Thursday, 25 August 2011

Protecting trade secrets - to the maximum

An interesting piece from the FT about Cosworth, the racing engine manufacturers (inter alia). Once upon a time they supplied engines to most of the teams taking part in the World Championship, and indeed so long as you had a Cosworth DFV engine, a Hewland gearbox and some fabrication skills you could build yourself a Formula 1 car - as Peter Connew did. How scathing we who learned about motor racing by reading Denis Jenkinson's reports in Motor Sport used to be about "Cosworth kit-cars". But Cosworth are still going, albeit not under the same ownership, while the other Formula One engine manufacturers from back in the DFV days have all gone, except for the perennial Ferrari.

Followers of Formula 1 motor racing are familiar with the teams' efforts to keep their technical secrets to themselves.
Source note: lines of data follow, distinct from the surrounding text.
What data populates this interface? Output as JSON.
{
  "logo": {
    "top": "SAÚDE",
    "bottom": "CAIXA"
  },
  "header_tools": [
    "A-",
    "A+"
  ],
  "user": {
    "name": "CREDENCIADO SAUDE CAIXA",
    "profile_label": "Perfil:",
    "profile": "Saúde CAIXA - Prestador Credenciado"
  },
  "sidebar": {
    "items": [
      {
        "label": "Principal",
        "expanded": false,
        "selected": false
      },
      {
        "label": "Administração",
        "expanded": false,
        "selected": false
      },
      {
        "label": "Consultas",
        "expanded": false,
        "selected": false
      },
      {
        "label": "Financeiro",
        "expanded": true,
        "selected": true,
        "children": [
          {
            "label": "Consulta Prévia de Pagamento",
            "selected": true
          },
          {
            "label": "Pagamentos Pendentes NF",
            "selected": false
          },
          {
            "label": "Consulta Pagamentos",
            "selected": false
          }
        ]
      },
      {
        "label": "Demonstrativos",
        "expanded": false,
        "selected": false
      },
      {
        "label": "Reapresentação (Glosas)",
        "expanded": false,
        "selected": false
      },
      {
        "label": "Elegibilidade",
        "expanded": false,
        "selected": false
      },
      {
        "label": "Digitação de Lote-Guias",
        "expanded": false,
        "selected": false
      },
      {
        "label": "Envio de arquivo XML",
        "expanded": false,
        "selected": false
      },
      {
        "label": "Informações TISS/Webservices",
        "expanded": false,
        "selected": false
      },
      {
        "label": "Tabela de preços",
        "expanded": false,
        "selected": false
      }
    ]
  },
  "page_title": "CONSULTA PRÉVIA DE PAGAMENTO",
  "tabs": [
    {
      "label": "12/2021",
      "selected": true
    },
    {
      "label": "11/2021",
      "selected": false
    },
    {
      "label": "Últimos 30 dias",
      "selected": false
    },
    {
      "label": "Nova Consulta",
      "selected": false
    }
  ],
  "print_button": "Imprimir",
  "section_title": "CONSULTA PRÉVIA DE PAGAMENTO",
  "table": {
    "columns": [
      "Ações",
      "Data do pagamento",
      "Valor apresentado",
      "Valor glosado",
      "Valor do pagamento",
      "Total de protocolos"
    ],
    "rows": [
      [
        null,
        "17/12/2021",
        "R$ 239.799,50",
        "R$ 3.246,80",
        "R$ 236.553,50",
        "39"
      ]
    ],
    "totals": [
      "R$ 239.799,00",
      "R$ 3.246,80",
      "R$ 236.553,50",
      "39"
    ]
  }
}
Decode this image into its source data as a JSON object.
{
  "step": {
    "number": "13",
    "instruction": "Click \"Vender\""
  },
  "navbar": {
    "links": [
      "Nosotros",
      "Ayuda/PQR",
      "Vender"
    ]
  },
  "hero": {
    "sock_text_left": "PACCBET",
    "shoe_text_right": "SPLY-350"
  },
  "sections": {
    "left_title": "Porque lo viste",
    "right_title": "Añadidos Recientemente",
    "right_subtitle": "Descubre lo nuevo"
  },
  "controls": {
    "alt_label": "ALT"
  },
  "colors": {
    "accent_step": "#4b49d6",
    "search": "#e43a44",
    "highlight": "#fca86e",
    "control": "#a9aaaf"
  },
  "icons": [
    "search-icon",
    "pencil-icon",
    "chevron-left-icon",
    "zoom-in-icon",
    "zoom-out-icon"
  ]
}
They try to get a peek at each others' machines on the grid, and if a stricken car has to be lifted by crane to be recovered, there's a rush to see the underside. As for the engines, the FT story tells us that Cosworth don't sell their products, only hire them out, and they are fitted and maintained not by the constructors' mechanics but by the engine maker's. A far cry from the old days, when the team probably had about half-a-dozen people at a race.

The engines are sent back to the Cosworth factory for servicing and repair (which was also the case 40 years ago), and when they are finished with secrecy is preserved by casting all 4,000 individual parts (maybe more parts than in a cooking road car, although I remember that Rolls-Royce used to assemble their products, back in the Crewe days when I had friends there, visited the factory, and even counted them among my clients, from 20,000 individual bits and pieces) into a furnace. The ultimate in recycling, perhaps.